Je parle en général : je ne distingue aucune Secte. Cependant, rien dont on se jouë &
plus généralement, & plus impunément. Ces deux réfléxions sont assez vagues pour
pouvoir fournir matiére à de gros-Volumes, je vais cependant faire en sorte de les mettre
ici dans tout leur jour, selon mes vûës ordinaires. Je ne veux pas m’arrêter à éxaminer la
pensée de ceux qui prétendent que l’établissement de la Religion est purement Politique. Il
suffit qu’on fasse atention, d’un côté, que la Religion a pour objèt l’Etre souverainement
parfait, & pour fin le Bonheur infini de l’Homme ; d’un autre côté, que la Religion
est, sans contredit, un des principes fondamentaux de la Loi naturelle.

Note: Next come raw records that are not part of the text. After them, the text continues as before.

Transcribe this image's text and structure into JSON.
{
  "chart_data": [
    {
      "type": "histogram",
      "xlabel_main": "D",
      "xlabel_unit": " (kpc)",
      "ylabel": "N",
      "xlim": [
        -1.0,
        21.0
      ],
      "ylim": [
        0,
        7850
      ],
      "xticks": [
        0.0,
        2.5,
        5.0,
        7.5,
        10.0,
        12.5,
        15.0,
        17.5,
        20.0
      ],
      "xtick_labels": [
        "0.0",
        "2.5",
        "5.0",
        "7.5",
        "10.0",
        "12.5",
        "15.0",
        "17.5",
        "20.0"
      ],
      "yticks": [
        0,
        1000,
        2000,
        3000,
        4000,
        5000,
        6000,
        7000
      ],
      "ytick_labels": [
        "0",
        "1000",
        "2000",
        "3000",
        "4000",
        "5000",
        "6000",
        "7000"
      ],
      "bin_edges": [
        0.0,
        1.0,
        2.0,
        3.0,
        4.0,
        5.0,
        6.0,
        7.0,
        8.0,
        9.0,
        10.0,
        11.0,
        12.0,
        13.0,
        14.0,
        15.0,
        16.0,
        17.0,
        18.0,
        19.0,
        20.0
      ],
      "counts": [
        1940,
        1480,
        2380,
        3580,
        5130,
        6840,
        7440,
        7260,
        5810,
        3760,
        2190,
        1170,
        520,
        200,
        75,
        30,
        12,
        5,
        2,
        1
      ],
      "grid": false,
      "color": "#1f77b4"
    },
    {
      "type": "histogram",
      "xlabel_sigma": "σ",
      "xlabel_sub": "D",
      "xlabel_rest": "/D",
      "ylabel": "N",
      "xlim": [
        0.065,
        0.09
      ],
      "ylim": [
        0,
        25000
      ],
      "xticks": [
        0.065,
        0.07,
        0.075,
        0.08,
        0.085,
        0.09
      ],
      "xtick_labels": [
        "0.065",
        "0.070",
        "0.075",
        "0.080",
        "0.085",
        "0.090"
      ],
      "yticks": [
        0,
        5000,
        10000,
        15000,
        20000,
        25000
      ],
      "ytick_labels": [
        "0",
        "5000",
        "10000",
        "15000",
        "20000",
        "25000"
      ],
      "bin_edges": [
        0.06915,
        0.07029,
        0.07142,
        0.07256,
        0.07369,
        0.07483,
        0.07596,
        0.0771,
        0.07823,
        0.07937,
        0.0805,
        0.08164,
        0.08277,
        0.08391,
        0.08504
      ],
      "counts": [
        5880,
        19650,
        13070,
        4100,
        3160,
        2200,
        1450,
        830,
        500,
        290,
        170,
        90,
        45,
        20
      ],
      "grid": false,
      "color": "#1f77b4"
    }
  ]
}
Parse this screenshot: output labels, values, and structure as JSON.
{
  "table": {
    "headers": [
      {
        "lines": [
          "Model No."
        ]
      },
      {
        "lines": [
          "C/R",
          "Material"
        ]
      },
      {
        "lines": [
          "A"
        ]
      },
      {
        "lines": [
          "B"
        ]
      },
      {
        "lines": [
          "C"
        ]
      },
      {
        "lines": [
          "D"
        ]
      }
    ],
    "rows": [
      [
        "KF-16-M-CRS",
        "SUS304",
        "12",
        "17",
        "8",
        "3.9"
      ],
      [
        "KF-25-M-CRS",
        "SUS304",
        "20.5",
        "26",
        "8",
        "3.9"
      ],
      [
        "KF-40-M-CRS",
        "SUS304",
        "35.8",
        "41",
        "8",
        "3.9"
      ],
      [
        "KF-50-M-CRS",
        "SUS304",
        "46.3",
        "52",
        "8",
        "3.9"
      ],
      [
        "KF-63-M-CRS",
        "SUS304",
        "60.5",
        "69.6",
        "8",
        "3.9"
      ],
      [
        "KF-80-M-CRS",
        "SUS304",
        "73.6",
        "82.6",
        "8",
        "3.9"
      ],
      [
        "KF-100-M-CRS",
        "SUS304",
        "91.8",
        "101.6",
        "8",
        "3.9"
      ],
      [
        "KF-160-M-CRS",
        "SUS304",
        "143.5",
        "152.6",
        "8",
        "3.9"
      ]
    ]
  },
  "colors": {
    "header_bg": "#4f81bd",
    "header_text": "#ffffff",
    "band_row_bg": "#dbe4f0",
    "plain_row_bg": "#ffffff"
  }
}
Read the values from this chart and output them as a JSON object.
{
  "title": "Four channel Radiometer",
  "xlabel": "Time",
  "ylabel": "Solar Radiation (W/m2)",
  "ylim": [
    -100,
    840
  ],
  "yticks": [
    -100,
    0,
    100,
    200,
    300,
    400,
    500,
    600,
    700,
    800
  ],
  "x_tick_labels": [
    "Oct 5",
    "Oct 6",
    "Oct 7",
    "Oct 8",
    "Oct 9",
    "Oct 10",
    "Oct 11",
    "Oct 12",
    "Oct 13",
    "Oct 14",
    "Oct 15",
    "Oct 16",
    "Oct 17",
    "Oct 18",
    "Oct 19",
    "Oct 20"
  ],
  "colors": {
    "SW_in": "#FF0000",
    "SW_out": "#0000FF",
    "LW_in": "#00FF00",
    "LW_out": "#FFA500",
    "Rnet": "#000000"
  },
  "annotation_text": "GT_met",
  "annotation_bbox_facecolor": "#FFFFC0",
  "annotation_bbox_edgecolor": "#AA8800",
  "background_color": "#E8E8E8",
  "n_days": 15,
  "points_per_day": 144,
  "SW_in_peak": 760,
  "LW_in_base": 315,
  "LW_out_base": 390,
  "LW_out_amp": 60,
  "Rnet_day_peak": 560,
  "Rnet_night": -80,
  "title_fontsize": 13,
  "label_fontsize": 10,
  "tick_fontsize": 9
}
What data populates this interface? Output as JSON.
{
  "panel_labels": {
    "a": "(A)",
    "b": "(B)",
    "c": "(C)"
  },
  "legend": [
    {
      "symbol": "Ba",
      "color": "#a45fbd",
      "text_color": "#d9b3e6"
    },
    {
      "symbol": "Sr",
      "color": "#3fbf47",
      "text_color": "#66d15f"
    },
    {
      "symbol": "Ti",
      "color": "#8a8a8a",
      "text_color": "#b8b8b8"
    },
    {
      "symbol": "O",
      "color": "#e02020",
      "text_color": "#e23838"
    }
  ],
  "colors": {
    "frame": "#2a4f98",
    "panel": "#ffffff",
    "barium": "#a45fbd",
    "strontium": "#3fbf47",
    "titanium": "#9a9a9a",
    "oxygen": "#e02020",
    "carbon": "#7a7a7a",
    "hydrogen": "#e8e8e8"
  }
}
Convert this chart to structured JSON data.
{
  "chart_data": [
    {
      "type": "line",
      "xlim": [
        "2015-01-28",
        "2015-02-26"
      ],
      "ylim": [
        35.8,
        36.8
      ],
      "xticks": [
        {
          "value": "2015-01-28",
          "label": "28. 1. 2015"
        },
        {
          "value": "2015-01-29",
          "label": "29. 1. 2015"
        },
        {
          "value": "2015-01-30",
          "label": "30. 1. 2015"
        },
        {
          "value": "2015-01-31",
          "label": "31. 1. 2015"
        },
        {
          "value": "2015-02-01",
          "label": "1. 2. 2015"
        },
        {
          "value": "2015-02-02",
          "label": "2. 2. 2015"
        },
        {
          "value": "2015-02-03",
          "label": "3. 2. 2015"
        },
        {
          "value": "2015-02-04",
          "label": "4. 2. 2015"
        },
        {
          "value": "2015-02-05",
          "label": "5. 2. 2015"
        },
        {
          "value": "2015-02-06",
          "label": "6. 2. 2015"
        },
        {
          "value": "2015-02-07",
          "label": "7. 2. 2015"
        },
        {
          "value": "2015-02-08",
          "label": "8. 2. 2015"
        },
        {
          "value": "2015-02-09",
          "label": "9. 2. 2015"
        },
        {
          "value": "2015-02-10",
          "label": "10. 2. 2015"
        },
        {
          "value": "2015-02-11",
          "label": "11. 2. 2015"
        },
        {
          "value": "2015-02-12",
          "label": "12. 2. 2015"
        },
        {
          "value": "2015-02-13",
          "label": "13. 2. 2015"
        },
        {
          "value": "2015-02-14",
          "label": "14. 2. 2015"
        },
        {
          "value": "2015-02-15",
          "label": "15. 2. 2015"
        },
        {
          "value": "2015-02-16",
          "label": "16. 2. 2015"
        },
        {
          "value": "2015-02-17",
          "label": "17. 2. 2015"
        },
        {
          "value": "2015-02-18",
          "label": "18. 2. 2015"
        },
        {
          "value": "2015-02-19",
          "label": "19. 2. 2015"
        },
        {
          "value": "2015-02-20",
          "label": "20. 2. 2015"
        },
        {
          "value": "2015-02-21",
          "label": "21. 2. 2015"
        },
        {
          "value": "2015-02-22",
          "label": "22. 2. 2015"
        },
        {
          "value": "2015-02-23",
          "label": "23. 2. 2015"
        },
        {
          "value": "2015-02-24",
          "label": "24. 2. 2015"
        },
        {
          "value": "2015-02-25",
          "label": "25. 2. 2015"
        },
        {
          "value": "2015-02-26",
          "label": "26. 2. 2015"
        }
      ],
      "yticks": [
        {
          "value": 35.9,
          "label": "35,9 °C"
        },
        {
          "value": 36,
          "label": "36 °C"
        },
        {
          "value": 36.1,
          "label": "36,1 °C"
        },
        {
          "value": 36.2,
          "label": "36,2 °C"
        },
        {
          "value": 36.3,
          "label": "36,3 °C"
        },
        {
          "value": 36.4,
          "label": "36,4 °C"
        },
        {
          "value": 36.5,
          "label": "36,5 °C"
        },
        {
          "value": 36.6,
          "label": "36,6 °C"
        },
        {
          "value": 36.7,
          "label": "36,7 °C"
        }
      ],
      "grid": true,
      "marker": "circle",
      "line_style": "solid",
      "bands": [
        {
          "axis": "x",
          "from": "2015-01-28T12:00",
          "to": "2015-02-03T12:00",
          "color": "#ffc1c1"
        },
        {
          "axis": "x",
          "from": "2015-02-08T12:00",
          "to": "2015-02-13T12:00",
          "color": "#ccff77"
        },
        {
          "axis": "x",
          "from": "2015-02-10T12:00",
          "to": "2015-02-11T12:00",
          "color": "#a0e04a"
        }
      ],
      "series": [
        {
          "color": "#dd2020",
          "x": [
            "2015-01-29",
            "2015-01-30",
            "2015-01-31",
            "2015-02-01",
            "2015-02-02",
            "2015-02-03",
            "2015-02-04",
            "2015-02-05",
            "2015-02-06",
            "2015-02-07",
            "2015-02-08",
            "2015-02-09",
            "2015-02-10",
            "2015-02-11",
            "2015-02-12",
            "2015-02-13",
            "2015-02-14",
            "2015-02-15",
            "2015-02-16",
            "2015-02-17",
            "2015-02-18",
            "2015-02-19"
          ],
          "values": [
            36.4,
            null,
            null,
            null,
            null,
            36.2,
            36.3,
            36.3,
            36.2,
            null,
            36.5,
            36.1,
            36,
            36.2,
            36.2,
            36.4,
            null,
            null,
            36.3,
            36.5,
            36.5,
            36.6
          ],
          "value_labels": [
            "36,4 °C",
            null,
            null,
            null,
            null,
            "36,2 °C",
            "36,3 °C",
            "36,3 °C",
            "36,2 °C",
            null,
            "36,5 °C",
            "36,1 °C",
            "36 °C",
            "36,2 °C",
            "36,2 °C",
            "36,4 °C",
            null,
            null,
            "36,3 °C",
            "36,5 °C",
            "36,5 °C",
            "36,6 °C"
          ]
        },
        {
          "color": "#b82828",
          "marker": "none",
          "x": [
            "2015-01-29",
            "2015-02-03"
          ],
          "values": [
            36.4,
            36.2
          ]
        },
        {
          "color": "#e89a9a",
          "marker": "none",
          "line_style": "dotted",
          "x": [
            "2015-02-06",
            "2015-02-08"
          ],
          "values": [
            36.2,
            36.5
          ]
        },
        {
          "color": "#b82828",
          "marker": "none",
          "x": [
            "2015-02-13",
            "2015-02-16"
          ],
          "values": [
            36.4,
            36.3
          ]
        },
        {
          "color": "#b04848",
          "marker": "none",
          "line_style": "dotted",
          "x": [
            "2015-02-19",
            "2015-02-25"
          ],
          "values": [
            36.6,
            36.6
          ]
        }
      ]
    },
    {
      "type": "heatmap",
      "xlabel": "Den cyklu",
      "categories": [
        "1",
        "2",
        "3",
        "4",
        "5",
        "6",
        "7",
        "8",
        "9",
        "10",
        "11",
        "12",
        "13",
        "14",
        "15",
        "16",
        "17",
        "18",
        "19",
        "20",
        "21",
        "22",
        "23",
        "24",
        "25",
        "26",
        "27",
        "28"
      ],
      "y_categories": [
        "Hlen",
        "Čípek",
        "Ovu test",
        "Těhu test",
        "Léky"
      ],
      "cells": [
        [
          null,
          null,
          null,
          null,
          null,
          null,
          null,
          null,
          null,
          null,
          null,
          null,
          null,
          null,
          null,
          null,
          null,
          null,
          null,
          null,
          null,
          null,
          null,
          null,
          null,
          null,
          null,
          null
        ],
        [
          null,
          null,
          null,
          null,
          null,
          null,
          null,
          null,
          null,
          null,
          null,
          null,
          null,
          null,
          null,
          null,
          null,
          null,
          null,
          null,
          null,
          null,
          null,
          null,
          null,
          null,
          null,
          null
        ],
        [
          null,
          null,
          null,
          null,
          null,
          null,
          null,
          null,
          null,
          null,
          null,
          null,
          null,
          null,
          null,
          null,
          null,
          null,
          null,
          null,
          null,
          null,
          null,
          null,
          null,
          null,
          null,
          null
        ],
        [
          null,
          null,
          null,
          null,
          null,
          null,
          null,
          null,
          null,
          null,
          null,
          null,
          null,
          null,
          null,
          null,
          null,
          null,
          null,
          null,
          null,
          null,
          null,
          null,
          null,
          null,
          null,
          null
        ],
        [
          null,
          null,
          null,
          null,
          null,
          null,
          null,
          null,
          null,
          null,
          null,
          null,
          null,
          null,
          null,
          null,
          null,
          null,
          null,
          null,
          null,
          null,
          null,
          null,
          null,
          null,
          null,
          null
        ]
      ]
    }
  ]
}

En éfèt, la Raison
nous portant d’elle-même à la connoissance du Créateur qui a gravé cette Loi
dans nos cœurs, elle nous dicte en même tems avec quelle soûmission nous devons
l’observer ; C’est encore par la même voïe que nous sommes persuadez que la possession de
l’Etre éternel est seule capable de nous rendre parfaitement hûreux. Enfin, c’est la
Religion qui nous donne les moïens de parvenir à ce souverain Bonheur. Peut-on, après cela,
trop estimer un bien aussi précieux que la Religion, qu’on peut à bon droit nommer un Don
du Ciel. Tous ses mistéres sont sacrez & divins, doit-on y assister qu’avec une
certaine vénération mêlée d’une crainte respectueuse. On fait cependant tout le contraire,
du moins parmi les Chrétiens. Qu’on entre dans leurs Eglises, dans quelle distraction ne
les trouve-t-on pas, Hommes, Femmes, Enfans. Je trouve dans les Assemblées publiques de
Religion quatre sortes de Personnes.
Avec quel soin se met-on sur son plus propre
pour se rendre au Sermon, sur tout quand on sait que ce doit être un fameux Orateur qui
atirera après lui une foule d’Auditeurs dont on poura se faire voir. Avec
quel orgueil fait-on porter le Careau à sa place, & se fait-on suivre par un ou
plusieurs Laquais, comme pour faire parade de sa vanité jusques dans le Sanctuaire, où l’on
ne devroit venir que pour aprendre des Leçons d’abaissement & d’humilité. Encore, si
l’immodestie s’en tenoit-là ! Mais est-on mêlé parmi la foule des Auditeurs, que ne fait-on
pas pour s’en distinguer ! tantôt debout, tantôt assis, tantôt crachant, tantôt toussant ;
il semble qu’on n’afecte tant de contorsions que pour avertir les autres de nous regarder,
& que nous sommes-là. Une mouche qu’on change dix fois de place, une boucle d’oreille
qu’on redresse, une manchette qu’on repasse, un gand qu’on tire, & puis qu’on remet, un
cheveux pendant qu’on remet à sa place, un sein tombé qu’on reléve de moment à autre, une
tabatiére qu’on ouvre & referme cent fois, un flacon à Eau de la Reine, puis un autre à
sel d’Angleterre paroissans tour à tour, voila les ocupations continuelles des trois quarts
des Assistans à un Sermon ; est-ce le moïen d’en tirer quelque profit, aussi n’y vient-on
point pour cela ? C’est la coûtume d’aller à l’Eglise, sur tout à certains
jours, on y va, comme par habitude on va un autre jour, ou même le même jour, à une autre
heure, à la Société, au Bal, à l’Opéra. Toutes ces choses ont leur tems fixé, & chacune
a son Cérémoniel établi ; on trouve, sur tout à la Haïe, des Listes éxactes du nombre &
des jours d’Assemblées ou Sociétez, le Dimanche chez Madame une telle, à une telle heure ;
& à une telle heure chez cette autre ; le Lundi de même, & ainsi des autres jours ;
comme on trouve la Liste des Prédicateurs, le matin un tel, après-midi celui-là, le soir
celui-ci, dans une telle ou une Eglise. Enfin, à tous les coins des ruës on trouve les
Afiches des Jeux publics : grandes commoditez ! avoüons que nos Compatriotes sont ingénieux
à rendre leurs Divertissemens aisez. Comment, me dira quelque Misantrope, metez-vous donc
les Assemblées de Religion au nombre des divertissemens ? Pourquoi non ? Car est-ce pour
autre chose que pour le plaisir de voir & d’être vû que Cenante qui n’entend pas un mot
de François, assiste réguliérement dans le Temple des Réfugiez.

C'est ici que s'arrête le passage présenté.